The results, wrote author Jay Schorr, would resemble a "sea change in Florida's political landscape." In late September, the Democratic polling firm Public Policy Polling found that President Obama would beat Romney by a margin of 78 to 11 percent among Florida Jews.
While Schorr's piece hadn't spread widely around the Internet, it was picked up in some corners of the Jewish blogosphere. It was also sent to The Huffington Post by one shocked Floridian and one confounded Democratic operative, who worried that it would feed a narrative about the president having trouble garnering support from Jews.
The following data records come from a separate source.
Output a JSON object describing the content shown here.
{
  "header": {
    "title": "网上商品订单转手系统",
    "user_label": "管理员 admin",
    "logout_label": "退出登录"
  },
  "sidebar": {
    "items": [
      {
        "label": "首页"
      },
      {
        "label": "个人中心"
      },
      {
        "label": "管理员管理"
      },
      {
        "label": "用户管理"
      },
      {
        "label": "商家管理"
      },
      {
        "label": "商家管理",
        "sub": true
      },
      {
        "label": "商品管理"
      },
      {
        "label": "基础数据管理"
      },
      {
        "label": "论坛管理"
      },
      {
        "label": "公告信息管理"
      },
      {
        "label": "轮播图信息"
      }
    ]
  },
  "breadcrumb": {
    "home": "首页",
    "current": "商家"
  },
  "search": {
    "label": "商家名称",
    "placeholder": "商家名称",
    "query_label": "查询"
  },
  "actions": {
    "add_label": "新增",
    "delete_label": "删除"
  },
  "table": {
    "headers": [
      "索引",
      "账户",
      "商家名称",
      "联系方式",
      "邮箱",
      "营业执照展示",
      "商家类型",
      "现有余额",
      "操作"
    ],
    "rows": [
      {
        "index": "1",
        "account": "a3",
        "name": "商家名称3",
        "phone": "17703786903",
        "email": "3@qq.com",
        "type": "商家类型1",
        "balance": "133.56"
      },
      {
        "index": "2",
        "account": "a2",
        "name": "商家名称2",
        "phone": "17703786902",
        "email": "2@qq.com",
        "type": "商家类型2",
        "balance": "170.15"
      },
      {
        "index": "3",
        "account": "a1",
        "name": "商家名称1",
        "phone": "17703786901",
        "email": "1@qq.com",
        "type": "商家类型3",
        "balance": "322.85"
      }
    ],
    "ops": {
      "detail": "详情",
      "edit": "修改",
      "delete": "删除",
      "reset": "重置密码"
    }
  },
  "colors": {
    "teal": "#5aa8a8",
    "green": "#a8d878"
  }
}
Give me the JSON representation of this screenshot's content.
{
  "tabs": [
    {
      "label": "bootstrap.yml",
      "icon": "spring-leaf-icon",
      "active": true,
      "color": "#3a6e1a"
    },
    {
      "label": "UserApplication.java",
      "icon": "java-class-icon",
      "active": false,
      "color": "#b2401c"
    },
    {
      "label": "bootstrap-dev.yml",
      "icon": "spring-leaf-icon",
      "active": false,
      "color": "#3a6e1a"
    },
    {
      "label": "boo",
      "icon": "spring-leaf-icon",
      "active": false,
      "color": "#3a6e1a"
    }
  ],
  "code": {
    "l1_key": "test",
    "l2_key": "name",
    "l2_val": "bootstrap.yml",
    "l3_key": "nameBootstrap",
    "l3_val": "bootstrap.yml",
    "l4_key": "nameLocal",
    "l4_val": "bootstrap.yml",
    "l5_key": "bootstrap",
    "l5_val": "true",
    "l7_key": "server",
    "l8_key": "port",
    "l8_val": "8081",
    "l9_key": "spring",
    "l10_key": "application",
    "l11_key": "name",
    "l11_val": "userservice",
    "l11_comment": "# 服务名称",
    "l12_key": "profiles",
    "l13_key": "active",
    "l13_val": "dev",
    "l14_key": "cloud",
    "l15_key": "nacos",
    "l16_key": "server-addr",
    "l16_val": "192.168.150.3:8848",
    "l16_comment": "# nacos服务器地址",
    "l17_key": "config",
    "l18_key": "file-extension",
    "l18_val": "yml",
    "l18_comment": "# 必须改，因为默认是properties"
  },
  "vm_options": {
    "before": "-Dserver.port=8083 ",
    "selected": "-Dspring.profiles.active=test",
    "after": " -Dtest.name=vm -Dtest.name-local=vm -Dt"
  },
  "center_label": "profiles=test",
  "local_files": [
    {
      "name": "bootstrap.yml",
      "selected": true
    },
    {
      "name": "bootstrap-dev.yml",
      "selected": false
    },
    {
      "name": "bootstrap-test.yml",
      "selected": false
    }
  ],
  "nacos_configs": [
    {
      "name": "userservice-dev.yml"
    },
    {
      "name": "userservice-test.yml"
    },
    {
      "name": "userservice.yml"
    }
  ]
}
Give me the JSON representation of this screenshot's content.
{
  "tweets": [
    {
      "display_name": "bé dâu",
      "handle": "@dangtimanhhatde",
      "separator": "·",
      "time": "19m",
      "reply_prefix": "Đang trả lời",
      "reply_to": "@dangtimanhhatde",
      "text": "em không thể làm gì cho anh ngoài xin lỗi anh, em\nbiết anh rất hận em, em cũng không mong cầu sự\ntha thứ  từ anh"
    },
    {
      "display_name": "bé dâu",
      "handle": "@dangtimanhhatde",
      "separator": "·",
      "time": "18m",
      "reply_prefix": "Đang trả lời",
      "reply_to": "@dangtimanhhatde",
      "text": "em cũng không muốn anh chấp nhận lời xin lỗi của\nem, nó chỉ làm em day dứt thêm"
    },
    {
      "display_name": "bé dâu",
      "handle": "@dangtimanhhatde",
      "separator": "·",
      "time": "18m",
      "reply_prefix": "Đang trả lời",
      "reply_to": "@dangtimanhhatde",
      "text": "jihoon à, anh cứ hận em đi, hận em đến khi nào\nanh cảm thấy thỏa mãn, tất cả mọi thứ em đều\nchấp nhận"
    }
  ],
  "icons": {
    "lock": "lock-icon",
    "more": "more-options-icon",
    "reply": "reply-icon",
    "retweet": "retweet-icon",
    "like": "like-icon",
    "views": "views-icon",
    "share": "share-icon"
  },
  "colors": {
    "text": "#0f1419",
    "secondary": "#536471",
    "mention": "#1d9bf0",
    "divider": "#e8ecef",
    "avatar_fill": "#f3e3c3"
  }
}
A tiny scratch beneath the surface reveals multiple problems with the story. For starters, it was impossible to find anyone in Florida's Jewish community who has actually heard of the Florida Coalition of Independent Jewish Congregations.
"No. I'm sorry, I have never heard of them," said Carol Brick-Turin, director of the Greater Miami Jewish Federation's Jewish Community Relations Council, in a typical response to inquiries about the group.
A search of the IRS database of non-profit organizations turned up nothing on the FCIJC. Nor did a Lexis-Nexis search of records from the past five years or a search of corporate registrations in the state of Florida. A Google search only turned up Schorr's article and links to it.
The Huffington Post reached out to Joe Berkofsky, managing director of communications at The Jewish Federations of North America to see if he knew of the organization. "Sorry," he replied via email, "I have no knowledge of them."
Schorr, who bills himself as a "nationally renowned, award-winning writer, producer and author," has at least one book to his credit ("50 Ways to Look Busy At Work – Even When You're Not"). He responded to a request for comment via email.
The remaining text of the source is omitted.